Piet Sprengers werkt bij Philips op kantoor en verricht administratieve werkzaamheden. Zijn vrouw zorgt dan voor hun twee zonen, Jan en Cor. In de 1930 zijn ze getrouwd. Zoon Jan is geboren 14 januari 1931 en de 2e zoon Cor op 24 februari 1935. Nog kinderen als een Joodse onderduikster bij hun in huis komt. In de oorlogsjaren wonen ze in het Philipsdorp: Iepenlaan 32. 

Mina van der Heim woonde, verplicht in, 1941 op Catharinastraat 60, waar haar zus en getrouwde man [zie familieband hieronder] ook woonden. Duitsers verplichten Joden om samen in een huis te gaan wonen. Begin september 1942 moeten alle Joden zich melden op het NS-station om afgevoerd te worden, vele kiezen voor onderduiken. 
De joodse Mina van der Heim (5-11-1878) duikt onder bij de Rijks Krankzinnigengesticht RPI op terrein van personeel, na een Duitse controle kon ze daar niet meer blijven. Daarom krijgt in de loop van 1943, de familie Sprengers het verzoek om de Joodse Mina van der Heim, bij hun te laten onderduiken.
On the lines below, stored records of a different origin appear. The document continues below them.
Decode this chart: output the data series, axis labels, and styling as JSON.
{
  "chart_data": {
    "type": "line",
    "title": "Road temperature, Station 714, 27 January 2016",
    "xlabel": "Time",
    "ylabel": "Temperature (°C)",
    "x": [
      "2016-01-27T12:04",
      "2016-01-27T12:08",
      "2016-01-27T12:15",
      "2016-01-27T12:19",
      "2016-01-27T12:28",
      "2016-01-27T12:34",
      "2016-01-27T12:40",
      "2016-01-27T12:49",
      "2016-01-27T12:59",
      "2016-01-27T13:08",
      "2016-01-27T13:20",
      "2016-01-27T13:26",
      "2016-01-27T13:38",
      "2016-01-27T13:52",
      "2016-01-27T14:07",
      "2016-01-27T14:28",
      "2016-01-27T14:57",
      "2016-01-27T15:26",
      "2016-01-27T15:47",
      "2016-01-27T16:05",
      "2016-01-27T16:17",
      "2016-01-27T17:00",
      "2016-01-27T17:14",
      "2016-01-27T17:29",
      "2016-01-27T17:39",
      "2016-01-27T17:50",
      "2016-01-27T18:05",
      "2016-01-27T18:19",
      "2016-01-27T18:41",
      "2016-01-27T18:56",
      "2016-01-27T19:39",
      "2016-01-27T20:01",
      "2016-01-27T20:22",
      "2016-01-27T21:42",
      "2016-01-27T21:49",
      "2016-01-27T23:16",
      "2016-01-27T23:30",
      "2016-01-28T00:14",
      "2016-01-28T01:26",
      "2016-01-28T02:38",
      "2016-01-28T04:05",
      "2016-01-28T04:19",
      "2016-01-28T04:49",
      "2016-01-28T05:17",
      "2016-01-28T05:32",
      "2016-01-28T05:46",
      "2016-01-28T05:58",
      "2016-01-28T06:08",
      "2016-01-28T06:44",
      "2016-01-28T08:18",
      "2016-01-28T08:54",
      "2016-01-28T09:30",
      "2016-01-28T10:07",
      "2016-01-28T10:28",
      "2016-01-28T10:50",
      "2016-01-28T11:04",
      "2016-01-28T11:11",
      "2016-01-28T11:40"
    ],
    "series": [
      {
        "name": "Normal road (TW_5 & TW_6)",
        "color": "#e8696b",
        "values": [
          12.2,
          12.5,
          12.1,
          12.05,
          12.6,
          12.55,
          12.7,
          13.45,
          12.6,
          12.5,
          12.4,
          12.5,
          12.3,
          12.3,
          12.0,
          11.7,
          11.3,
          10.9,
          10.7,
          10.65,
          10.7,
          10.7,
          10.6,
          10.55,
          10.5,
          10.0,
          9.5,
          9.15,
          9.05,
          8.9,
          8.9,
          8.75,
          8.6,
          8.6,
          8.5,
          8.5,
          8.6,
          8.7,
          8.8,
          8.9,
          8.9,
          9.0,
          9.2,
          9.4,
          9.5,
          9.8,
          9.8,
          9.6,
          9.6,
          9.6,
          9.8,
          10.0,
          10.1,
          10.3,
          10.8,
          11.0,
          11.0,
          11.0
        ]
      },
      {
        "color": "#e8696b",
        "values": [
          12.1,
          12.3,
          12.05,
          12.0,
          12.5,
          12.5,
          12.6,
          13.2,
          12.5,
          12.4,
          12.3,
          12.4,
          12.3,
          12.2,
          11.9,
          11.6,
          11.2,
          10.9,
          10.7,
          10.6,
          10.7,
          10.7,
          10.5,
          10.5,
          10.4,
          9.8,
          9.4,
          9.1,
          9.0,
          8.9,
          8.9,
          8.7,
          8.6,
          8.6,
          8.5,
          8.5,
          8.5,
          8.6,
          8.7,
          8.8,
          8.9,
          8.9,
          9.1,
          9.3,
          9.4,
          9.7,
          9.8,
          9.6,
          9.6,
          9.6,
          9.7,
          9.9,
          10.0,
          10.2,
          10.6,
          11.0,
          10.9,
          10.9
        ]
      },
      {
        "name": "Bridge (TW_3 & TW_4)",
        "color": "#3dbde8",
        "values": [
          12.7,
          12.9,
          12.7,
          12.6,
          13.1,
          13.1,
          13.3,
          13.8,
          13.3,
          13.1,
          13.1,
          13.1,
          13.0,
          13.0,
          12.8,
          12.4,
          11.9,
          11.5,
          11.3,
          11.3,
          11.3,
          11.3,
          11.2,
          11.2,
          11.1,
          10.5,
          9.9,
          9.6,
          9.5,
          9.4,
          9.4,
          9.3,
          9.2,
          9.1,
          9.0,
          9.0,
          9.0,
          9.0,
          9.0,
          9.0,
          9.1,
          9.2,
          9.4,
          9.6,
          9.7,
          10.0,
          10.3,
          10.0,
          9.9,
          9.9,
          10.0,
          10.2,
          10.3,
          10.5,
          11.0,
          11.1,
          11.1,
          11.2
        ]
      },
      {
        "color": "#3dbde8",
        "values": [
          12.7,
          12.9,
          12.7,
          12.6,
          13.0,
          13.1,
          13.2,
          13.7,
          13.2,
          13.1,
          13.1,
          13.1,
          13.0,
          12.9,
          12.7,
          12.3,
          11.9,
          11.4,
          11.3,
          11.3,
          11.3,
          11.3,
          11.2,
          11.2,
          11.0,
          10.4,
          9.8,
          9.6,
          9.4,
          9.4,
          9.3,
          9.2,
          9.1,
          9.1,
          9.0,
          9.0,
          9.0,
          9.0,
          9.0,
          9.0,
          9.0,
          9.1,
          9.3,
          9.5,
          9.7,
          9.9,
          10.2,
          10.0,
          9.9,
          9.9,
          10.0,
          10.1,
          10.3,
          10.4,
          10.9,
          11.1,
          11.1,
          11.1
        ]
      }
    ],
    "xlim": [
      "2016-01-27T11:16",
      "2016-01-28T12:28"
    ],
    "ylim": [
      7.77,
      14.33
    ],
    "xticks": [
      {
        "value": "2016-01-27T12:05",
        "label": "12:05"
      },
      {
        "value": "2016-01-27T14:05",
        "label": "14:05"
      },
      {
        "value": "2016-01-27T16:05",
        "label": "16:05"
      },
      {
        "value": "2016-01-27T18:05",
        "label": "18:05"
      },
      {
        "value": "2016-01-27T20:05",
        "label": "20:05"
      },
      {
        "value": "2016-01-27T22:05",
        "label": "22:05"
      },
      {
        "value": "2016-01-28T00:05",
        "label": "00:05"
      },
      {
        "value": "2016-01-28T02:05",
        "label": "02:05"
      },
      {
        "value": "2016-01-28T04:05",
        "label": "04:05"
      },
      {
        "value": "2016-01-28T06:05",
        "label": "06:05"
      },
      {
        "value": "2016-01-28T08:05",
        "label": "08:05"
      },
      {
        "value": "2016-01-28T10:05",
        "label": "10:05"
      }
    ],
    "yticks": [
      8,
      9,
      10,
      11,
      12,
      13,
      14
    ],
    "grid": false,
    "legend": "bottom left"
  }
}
Mina is zo'n 65 jaar oud en is nooit getrouwd. 

Niemand mocht weten van haar onderduiken en haar plotselinge aanwezigheid bij de familie Sprengers. De kinderen van Sprengers kregen strikte orders om “tante Mientje” nooit te noemen. In dezelfde wijk woonden NSB collaborateurs, wier zoon zich had aangemeld voor de SS. Mina kreeg haar eigen kamer op de tweede verdieping van het huis in de Iepenlaan. Piet en Mien zorgden voor al haar behoeften en de kinderen verzwegen het geheim. Mina bleef tot de bevrijding van Eindhoven in september 1944.

Ook hadden de Sprengers enige tijd een andere onderduiker, hij had geweigerd zich te melden voor dwangarbeid (Arbeitseinsatz) in Duitsland. Na de oorlog verhuisde Mina naar Amsterdam, maar het contact tussen haar en de Sprengers bleef frequent. Het was Mina's wens om begraven te worden in de buurt van waar haar redders in Eindhoven woonden.

De Familie Sprengers kreeg en hun onderduikers ondersteuning vanuit het Eindhovense verzet. De naam Sprengers komt voor in onderduik archief van Strijp waaruit blijkt dat ze extra ondersteuning kregen voor de onderduikers.

Op 27 augustus 2003 namen de twee zonen (Jan en Cor) van Piet en Mien Sprengers-van Tellingen in het Verzetsmuseum in Amsterdam de Yad Vashem-onderscheiding in ontvangst. Deze onderscheiding is postuum aan hun ouders toegekend. Degenen die in de oorlog Joden het leven hebben gered, krijgen van het Yad Vashem-instituut in Jeruzalem verder de eretitel Rechtvaardige onder de volkeren.

Hoek Iepenlaan - Klimoplaan. Op de achtergrond Philips bedrijfsschool, sinds 2019 omgebouwd naar 442 luxe appartementen.
foto Google Maps /streetview

Extra 

Bron verhaal: https://righteous.yadvashem.org
Aangevuld met extra bronnen en het online boek "Joodse gemeenschap in Eindhoven".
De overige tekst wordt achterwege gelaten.